Au cours des années 70, il sombre dans la dépression et la drogue, tente de se suicider. Au début de l’année 1982, il est victime d’un accident vasculaire cérébral, qui sera suivi d’une crise cardiaque fatale; quelques jours avant la sortie en salles du film Blade Runner, adaptation de « Do Androïds dream of electric ships ? »

Le livre

Les hommes ont majoritairement émigré d’une Terre polluée par des éléments radioactifs et impropre à toute forme de vie, y compris animale et végétale. Seuls les « spéciaux » (victimes de la poussière radioactive, généralement déficients mentalement) qui n’ont pas eu le droit à l’émigration, et quelques autres, sont restés sur place. En particulier les Blade Runner (intraduisible) qui pourchassent les robots échappés des colonies spatiales et qui se sont réfugiés sur Terre. La dernière version de ces robots, les Nexus 6 sont particulièrement dangereux car très semblables aux hommes. Seule l’empathie envers toute autre forme de vie peut alors distinguer un humain d’un robot. Le roman s’ouvre sur la chasse de 6 Nexus 6 par le blade runner Rick Deckard.

Mon avis

Peu après avoir vu le film Blade Runner, j’ai eu la curiosité de chercher la nouvelle originelle de P. K. Dick. J’avais d’abord commencé à la lire en anglais, mais la science-fiction est toujours un genre délicat dans une langue étrangère … (en bref je ne comprenais rien à ce monde bizarre ..) Par exemple, impossible de comprendre ce qu’était un orgue à empathie : « Devant sa console à elle, il composa un 594 : soumission reconnaissante à la sagesse supérieure de l’époux dans tous les domaines. » ..

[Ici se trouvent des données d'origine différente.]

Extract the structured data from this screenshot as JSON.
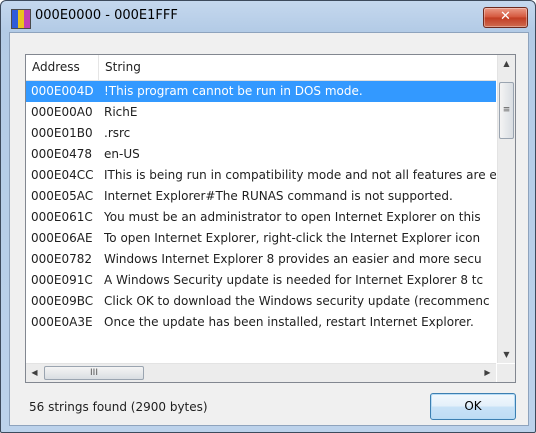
{
  "window": {
    "title": "000E0000 - 000E1FFF",
    "close_glyph": "✕"
  },
  "listview": {
    "columns": [
      "Address",
      "String"
    ],
    "rows": [
      {
        "address": "000E004D",
        "string": "!This program cannot be run in DOS mode.",
        "selected": true
      },
      {
        "address": "000E00A0",
        "string": "RichE"
      },
      {
        "address": "000E01B0",
        "string": ".rsrc"
      },
      {
        "address": "000E0478",
        "string": "en-US"
      },
      {
        "address": "000E04CC",
        "string": "IThis is being run in compatibility mode and not all features are e"
      },
      {
        "address": "000E05AC",
        "string": "Internet Explorer#The RUNAS command is not supported."
      },
      {
        "address": "000E061C",
        "string": "You must be an administrator to open Internet Explorer on this"
      },
      {
        "address": "000E06AE",
        "string": "To open Internet Explorer, right-click the Internet Explorer icon"
      },
      {
        "address": "000E0782",
        "string": "Windows Internet Explorer 8 provides an easier and more secu"
      },
      {
        "address": "000E091C",
        "string": "A Windows Security update is needed for Internet Explorer 8 tc"
      },
      {
        "address": "000E09BC",
        "string": "Click OK to download the Windows security update (recommenc"
      },
      {
        "address": "000E0A3E",
        "string": "Once the update has been installed, restart Internet Explorer."
      }
    ],
    "scroll_up_glyph": "▲",
    "scroll_down_glyph": "▼",
    "scroll_left_glyph": "◀",
    "scroll_right_glyph": "▶",
    "grip_glyph": "≡",
    "hgrip_glyph": "III"
  },
  "footer": {
    "status": "56 strings found (2900 bytes)",
    "ok_label": "OK"
  },
  "colors": {
    "selection": "#3399ff",
    "close_button": "#c9452a"
  }
}
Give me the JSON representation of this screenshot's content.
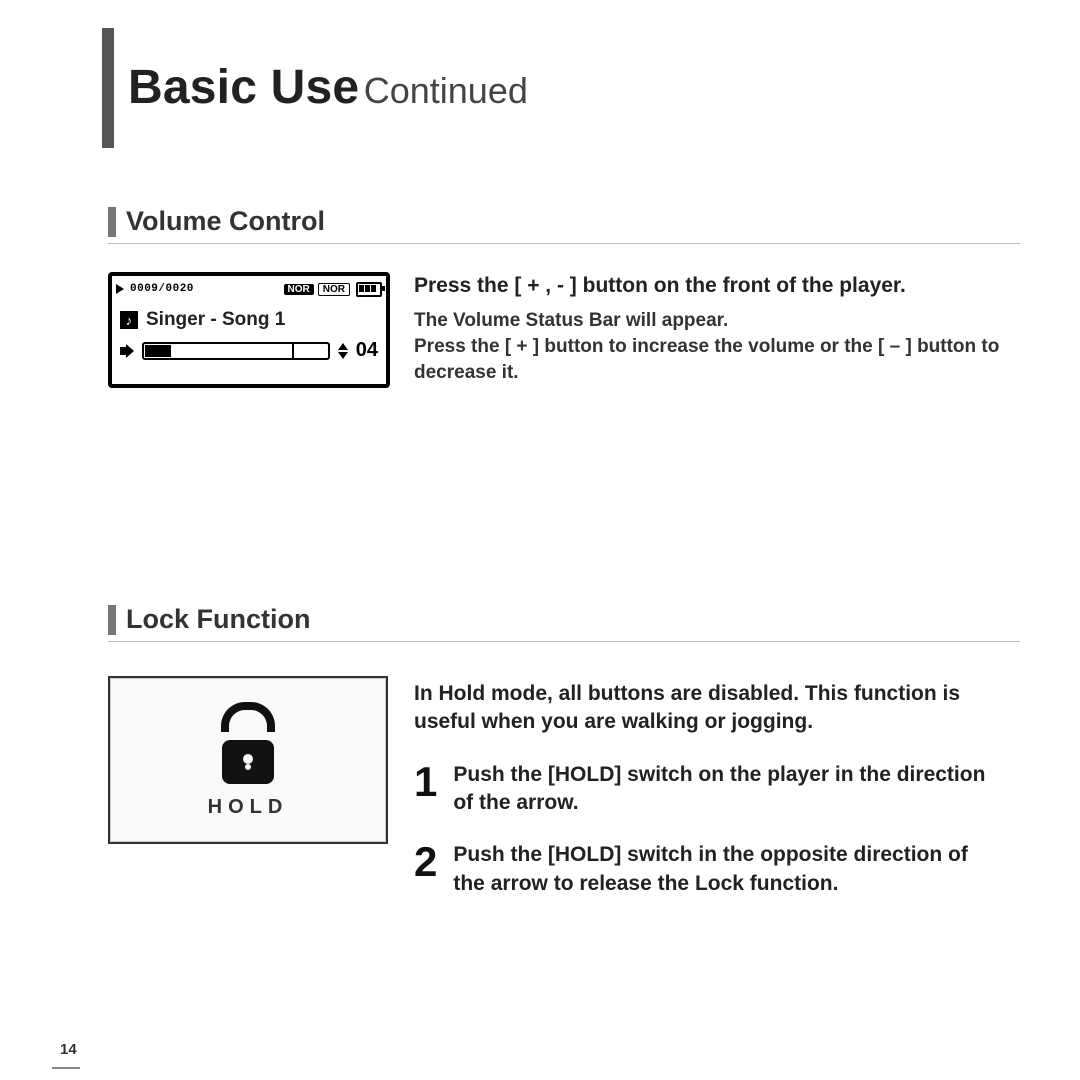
{
  "title": {
    "main": "Basic Use",
    "cont": "Continued"
  },
  "sections": {
    "volume": {
      "label": "Volume Control",
      "lead": "Press the [ + , - ] button on the front of the player.",
      "body1": "The Volume Status Bar will appear.",
      "body2": "Press the [ + ] button to increase the volume or the [ – ] button to decrease it.",
      "lcd": {
        "counter": "0009/0020",
        "badge1": "NOR",
        "badge2": "NOR",
        "song": "Singer - Song 1",
        "volume_value": "04"
      }
    },
    "lock": {
      "label": "Lock Function",
      "lead": "In Hold mode, all buttons are disabled. This function is useful when you are walking or jogging.",
      "hold_label": "HOLD",
      "steps": [
        {
          "n": "1",
          "t": "Push the [HOLD] switch on the player in the direction of the arrow."
        },
        {
          "n": "2",
          "t": "Push the [HOLD] switch in the opposite direction of the arrow to release the Lock function."
        }
      ]
    }
  },
  "page_number": "14"
}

J’ai donc dû renoncer et me le suis procuré en français (et j’ai bien ri quand j’ai enfin compris les implications de l’orgue à empathie, et les exemples qu’il donne !) Et je me suis rapidement rendue compte qu’encore une fois, le film était très éloigné de l’œuvre originale.

Certes le personnage est le même et il chasse des robots. Mais le réalisateur a élagué toute la partie réflexive sur l’empathie et sur le rapport aux animaux des derniers humains sur Terre : se procurer un animal vivant coûte une fortune (et c’est une preuve de réussite sociale), la plupart du temps, ils ne peuvent donc se payer que des imitations électriques, ce qu’il s’agit de cacher à son voisin. C’est la raison d’être du titre de la nouvelle, qui a été totalement modifiée pour le film, et raccourcie en « Blade Runner« .

C’est un roman assez complexe, comme tous ceux de P. K. Dick, et qui aborde des thèmes variés mais qui interrogent tous la notion de nature humaine, et de ce qui nous différencie d’un robot ou d’un animal. A mon avis, il appelle à une deuxième lecture pour appréhender les différentes subtilités qui le traversent.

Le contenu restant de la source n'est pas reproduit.